Bullying, including cyberbullying, is also associated with mental health problems. According to a 2017 report by the Centers for Disease Control and Prevention, about 19 percent of high school students reported being bullied on school property in the previous 12 months. Teens who are bullied often experience anxiety, depression or post-traumatic stress disorder.
Helping Teens Experiencing Mental Illness
Parents of teens who experience mental illness should seek some form of treatment for their child. Therapy allows young people to speak with a mental health professional about the causes of their psychological distress and ways to avoid situations that bring about negative thoughts. If needed, a physician can prescribe antidepressant medications.
As the rates of depression among people ages 12 to 17 increase in the United States, so too are the percentage of teens receiving treatment. According to the NSDUH survey, the percentage of adolescents who received treatment after experiencing a major depressive episode rose from 40.9 in 2016 to 41.5 in 2017. During that span, the percentage of teens who received treatment after enduring a major depressive episode with severe impairment also increased.

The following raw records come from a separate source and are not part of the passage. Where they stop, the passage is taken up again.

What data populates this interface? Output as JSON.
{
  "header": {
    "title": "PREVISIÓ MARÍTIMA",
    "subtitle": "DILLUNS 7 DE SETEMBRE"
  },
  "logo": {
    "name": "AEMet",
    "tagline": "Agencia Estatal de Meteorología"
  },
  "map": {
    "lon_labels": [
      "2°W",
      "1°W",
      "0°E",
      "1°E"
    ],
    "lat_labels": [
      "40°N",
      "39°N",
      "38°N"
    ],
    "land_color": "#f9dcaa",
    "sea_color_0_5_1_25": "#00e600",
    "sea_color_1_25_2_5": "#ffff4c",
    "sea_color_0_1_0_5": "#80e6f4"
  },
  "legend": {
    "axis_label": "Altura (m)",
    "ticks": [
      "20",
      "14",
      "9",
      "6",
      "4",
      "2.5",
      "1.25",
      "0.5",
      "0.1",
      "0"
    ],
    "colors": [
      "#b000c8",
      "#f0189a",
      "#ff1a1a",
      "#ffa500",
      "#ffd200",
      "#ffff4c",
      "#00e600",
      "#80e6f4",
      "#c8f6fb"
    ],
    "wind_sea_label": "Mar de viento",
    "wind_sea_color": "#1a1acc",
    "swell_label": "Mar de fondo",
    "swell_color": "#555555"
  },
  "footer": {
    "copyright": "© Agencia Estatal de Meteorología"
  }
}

Teens who deal with depression and drug or alcohol abuse could face dire health consequences, which might include addiction. However, many rehab centers nationwide, including Next Generation Village, offer evidence-based treatments to teens with substance use and mental health disorders. Many of these facilities cater to the specific needs of teens and allow them to continue their education while receiving treatment.
Treatment can help people heal. Therapy, in combination with antidepressant medications, has helped Alex Crotty better manage her depression. She implores teens who deal with depression to tell an adult about their mental health problems and seek professional assistance.
Asking for help doesn’t make people weak, Alex says. It makes them strong.